- Born: 1 November 1932 Barisal, British India
- Died: 14 June 2012 (aged 79) Kolkata, India
- Education: Presidency College, Kolkata Rajabazar Science College University of Calcutta IIT Kharagpur
- Awards: S. S. Bhatnagar Prize (1972)
- Scientific career
- Fields: Mathematician
- Workplaces: IIT Kharagpur
- Doctoral advisor: G Bandyopadhyay

= Anadi Sankar Gupta =

Indian mathematician

Anadi Sankar Gupta (1 November 1932, Barisal – 14 June 2012, Kolkata) was an Indian mathematician. Till his death, he was an INSA Senior Scientist and emeritus faculty with the Department of Mathematics, IIT Kharagpur.

He was awarded the Shanti Swarup Bhatnagar Prize for mathematical sciences in 1972 by the Government of India for his "significant contributions in the field of fluid dynamics and magnetohydrodynamics, notably on heat transfer in free convection flow in the presence of magnetic field," amongst other things.

==Life==
Anadi Sankar Gupta was born to Pramode Chandra and Usharani Gupta in Goila of Barisal District in the then British India (present Bangladesh). He had his initial schooling at Domohani Kelejora High School in Asansol, West Bengal. Gupta completed his bachelors from Presidency College, Calcutta in 1952 and followed it up with a master's in applied mathematics from the University of Calcutta in 1954.

Prof. Gupta died in Kolkata on 14 June 2012 after suddenly taking ill.

==Academic career==
Gupta's doctoral thesis was done under the supervision of G. Bandyopadhyay at the Indian Institute of Technology Kharagpur in 1958. He further acquired a D. Sc. from the same institute in 1966.

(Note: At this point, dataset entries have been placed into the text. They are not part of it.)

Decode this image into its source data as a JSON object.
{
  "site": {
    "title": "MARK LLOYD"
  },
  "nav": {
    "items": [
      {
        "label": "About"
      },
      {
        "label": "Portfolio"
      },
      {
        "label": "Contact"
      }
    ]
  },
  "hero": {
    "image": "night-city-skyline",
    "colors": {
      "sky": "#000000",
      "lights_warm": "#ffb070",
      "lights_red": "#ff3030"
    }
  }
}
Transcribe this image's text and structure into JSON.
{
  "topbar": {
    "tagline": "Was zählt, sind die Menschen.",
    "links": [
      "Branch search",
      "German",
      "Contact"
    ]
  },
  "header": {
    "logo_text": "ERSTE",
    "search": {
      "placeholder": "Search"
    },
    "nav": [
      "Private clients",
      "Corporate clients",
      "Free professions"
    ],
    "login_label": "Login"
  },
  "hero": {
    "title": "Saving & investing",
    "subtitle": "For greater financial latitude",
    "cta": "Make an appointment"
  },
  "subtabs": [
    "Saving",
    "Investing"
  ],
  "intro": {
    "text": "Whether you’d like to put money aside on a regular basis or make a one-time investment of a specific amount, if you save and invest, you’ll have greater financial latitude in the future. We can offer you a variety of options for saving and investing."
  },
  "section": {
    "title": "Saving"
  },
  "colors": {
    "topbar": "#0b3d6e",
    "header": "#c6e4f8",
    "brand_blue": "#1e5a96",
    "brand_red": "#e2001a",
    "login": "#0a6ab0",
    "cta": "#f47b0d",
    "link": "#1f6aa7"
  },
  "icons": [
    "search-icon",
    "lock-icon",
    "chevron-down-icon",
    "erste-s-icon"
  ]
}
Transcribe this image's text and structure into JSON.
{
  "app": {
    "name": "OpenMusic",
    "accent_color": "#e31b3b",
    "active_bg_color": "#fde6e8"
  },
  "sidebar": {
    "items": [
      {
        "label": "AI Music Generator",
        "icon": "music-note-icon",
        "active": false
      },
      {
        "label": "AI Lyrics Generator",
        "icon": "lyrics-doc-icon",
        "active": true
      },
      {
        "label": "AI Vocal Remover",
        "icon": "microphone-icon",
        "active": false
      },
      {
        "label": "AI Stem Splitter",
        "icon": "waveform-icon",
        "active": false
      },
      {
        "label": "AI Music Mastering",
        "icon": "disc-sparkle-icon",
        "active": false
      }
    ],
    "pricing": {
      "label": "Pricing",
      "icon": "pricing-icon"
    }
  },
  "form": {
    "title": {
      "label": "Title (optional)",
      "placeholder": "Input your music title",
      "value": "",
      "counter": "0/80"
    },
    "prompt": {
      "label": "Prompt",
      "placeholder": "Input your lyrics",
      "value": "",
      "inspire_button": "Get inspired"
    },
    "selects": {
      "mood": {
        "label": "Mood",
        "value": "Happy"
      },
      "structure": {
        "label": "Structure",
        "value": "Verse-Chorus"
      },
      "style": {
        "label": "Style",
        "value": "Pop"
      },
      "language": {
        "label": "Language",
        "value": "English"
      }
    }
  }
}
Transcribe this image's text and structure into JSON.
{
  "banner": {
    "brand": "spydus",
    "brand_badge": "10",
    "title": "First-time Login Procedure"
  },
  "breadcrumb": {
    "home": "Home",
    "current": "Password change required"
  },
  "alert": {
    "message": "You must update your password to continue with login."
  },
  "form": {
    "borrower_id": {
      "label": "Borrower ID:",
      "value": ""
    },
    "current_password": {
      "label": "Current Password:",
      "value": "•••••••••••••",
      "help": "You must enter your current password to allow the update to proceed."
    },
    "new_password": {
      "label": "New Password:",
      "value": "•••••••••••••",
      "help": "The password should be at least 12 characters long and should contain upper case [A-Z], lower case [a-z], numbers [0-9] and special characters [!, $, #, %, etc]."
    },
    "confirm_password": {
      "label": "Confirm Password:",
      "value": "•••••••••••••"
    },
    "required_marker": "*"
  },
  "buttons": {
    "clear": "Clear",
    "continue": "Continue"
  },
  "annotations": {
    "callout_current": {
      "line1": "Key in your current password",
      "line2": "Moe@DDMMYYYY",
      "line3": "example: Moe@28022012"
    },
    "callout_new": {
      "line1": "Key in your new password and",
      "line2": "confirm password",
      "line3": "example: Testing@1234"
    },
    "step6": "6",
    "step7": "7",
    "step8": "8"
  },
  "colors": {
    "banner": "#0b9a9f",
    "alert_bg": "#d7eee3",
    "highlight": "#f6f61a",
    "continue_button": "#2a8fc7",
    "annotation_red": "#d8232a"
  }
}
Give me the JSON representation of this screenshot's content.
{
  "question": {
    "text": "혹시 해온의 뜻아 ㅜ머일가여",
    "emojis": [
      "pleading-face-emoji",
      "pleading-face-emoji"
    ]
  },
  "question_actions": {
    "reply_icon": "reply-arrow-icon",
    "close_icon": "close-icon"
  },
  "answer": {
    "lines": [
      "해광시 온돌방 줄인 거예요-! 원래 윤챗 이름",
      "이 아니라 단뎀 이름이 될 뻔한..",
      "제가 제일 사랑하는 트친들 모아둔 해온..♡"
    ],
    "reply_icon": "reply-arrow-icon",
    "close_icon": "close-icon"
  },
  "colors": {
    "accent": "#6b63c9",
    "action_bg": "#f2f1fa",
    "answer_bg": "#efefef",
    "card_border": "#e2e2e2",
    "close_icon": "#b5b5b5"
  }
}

He joined the faculty of IIT Kharagpur in 1957 as an associate lecturer and rose through the ranks to become a professor and subsequently, an emeritus. He was President of the annual Congress of the Indian Mathematical Society in 1999. He also served on the editorial boards of various scientific journals. He retired in 1993, but continued to be active in research.

===Research areas===
- Boundary layer theory
- Heat and mass transfer in fluid flows
- Hydrodynamic stability
- Stability of flows

==Selected publications==
- A. S. Gupta, L. N. Howard (1962). "On the hydrodynamic and hydromagnetic stability of swirling flows"
- Gupta, A. S. (1964). "On the capillary instability of a jet carrying an axial current with or without a longitudinal magnetic field"
- Gupta, A. S. (1967). "Stability of a viscoelastic liquid film flowing down an inclined plane"
- A. S. Gupta, N. Annapurna (1979). "Exact analysis of unsteady MHD convective diffusion"
- A. S. Gupta, B. S. Dandapat (1982). "Thermal instability in a porous medium with random vibrations"

===Books===
- A. S. Gupta (2004). "Calculus of Variations with Applications"

==Awards and honours==
- Fellow of The National Academy of Sciences, India (1990).
- Fellow, Indian National Science Academy (1980).
- FICCI Award, 1978.
- Shanti Swarup Bhatnagar Prize for Science and Technology, 1972.